As it turns out, Julie is slightly intolerant of milk (which happens to be ALL she drank as a one and two year old).  Her body was not appreciate of dyes - especially red.  She reacted STRONGLY to the gluten.  But, the most surprising find was her adrenal glands.  As it turns out - they are not functioning properly.  This is the direct connection with her energy levels.  What is ASTONISHING about that though is this:  When I was pregnant with her I began to notice that without warning I would all of a sudden be completely out of energy.  The only thing that would fix it would be to go to bed and start new in the morning.  I could be going strong and then suddenly be completely done.  I had never experienced that before in my life and was astonished at what her pregnancy was doing to my body.  Most people can feel their energy start to fade and that is what I had known all my life.  However, during pregnancy with her my energy could go from full to completely depleted within ten minutes.  After she was born, I noticed the problem didn't go away and I have dealt with it since.  Little did I know I had passed it on to her and I had no idea it was connected to our adrenal glands.  Even more astonishing is that my mother shared with me that she has the same problem (just never knew it was her adrenal glands) and that my great grandmother had the same thing.  (It is highly likely my grandmother had it as well, she just never shared it with us.)  Therefore, this has been an issue for five generations and we are just now figuring out what is causing it.  We are currently working through some supplements and testing the waters to see what will work best to combat adrenal fatigue.
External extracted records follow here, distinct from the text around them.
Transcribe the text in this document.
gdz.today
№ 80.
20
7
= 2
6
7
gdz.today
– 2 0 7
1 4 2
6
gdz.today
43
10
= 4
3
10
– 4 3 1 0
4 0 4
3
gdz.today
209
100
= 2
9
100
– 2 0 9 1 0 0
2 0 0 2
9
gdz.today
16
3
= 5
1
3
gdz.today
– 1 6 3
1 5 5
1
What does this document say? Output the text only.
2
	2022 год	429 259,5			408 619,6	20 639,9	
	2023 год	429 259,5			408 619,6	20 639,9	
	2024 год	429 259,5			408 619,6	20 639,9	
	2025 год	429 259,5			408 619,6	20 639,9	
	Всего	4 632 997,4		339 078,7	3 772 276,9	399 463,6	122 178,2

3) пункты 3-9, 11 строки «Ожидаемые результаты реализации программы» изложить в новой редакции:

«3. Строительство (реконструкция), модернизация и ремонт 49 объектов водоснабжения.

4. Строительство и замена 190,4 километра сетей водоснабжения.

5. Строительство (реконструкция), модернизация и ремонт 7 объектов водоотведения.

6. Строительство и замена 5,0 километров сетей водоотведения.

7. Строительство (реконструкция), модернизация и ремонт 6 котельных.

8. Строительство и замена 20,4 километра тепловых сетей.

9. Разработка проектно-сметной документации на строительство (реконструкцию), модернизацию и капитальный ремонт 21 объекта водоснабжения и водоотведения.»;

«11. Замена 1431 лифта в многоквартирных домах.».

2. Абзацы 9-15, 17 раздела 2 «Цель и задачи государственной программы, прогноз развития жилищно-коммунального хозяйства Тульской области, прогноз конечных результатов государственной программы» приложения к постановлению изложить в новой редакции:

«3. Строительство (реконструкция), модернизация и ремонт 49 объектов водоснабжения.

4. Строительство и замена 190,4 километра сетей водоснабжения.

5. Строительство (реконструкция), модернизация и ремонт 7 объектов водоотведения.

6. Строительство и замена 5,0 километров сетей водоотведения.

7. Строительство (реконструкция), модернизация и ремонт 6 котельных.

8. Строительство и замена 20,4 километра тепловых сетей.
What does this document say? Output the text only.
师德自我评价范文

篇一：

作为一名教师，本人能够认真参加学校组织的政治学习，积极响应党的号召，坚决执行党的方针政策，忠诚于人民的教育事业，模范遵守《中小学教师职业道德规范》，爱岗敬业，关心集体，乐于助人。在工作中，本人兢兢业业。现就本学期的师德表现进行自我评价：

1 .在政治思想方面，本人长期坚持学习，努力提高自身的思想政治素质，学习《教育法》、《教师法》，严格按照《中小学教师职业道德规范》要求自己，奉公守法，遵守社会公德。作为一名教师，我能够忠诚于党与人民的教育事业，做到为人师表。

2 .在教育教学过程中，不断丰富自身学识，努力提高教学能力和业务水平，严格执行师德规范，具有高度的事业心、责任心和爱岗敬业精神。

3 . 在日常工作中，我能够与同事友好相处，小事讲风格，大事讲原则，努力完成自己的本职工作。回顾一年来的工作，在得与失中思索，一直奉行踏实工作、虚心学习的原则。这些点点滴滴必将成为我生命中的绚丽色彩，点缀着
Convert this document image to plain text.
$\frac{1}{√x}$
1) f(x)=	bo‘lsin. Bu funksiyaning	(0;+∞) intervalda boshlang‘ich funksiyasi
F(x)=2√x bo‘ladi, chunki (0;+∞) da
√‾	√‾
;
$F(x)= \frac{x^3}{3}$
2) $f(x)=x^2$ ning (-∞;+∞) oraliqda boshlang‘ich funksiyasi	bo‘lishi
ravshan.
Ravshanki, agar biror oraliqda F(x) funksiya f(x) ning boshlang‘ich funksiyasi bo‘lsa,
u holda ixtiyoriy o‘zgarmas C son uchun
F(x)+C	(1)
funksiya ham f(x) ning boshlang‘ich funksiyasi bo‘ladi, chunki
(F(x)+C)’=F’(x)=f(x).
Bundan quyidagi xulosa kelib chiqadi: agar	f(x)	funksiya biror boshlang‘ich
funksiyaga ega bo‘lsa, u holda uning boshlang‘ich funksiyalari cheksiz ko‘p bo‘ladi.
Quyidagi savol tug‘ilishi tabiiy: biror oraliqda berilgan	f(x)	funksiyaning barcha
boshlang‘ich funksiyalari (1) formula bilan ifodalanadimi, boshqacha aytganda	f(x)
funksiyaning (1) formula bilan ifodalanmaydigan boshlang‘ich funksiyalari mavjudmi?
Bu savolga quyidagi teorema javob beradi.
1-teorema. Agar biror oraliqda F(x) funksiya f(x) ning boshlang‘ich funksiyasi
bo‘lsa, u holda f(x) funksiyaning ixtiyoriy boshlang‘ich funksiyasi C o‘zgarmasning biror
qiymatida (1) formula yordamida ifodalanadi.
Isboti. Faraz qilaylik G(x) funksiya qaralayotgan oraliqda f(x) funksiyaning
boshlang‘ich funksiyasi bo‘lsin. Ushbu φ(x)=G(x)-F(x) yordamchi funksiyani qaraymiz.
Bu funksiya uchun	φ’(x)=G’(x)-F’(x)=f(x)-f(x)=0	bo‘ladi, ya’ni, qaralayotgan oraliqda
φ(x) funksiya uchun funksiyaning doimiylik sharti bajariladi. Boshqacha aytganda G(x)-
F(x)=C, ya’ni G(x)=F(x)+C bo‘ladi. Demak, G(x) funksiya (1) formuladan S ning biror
The last astonishing thing we recently discovered with Julie is that her body is not appreciative (doesn't tolerate well) citrus (and possibly fruit in general).  This should come as no surprise to me.  I loathe fruit - hate it.  I never crave it and would prefer to never eat it.  However, when I was pregnant with her, I could NOT get enough.  I ate fruit with every meal like it was going out of style.  Having hated fruit my entire life, this was peculiar to me and somewhat humorous.  We don't know right now why her body doesn't want to metabolize fruit, so we're currently looking into that as well.

In conclusion (finally, right?!) - I don't want you to think we have a bunch of sick kiddo's on our hands.  Nor do I want you to think that that is what WE think.  Instead, I want it to come as an encouragement to you:  that food affects EVERYTHING.  It effects our behavior, our breathing, our bowels, our stomachs, and our adrenal glands.  Instead of heading to your primary care physician and getting an inhaler or some stomach acid medicine, consider heading over to your local chiropractor and taking a more natural approach to what ails you or your child.  I think you'd be surprised at the amount of things you could "fix" simply with food!  Happy Thursday!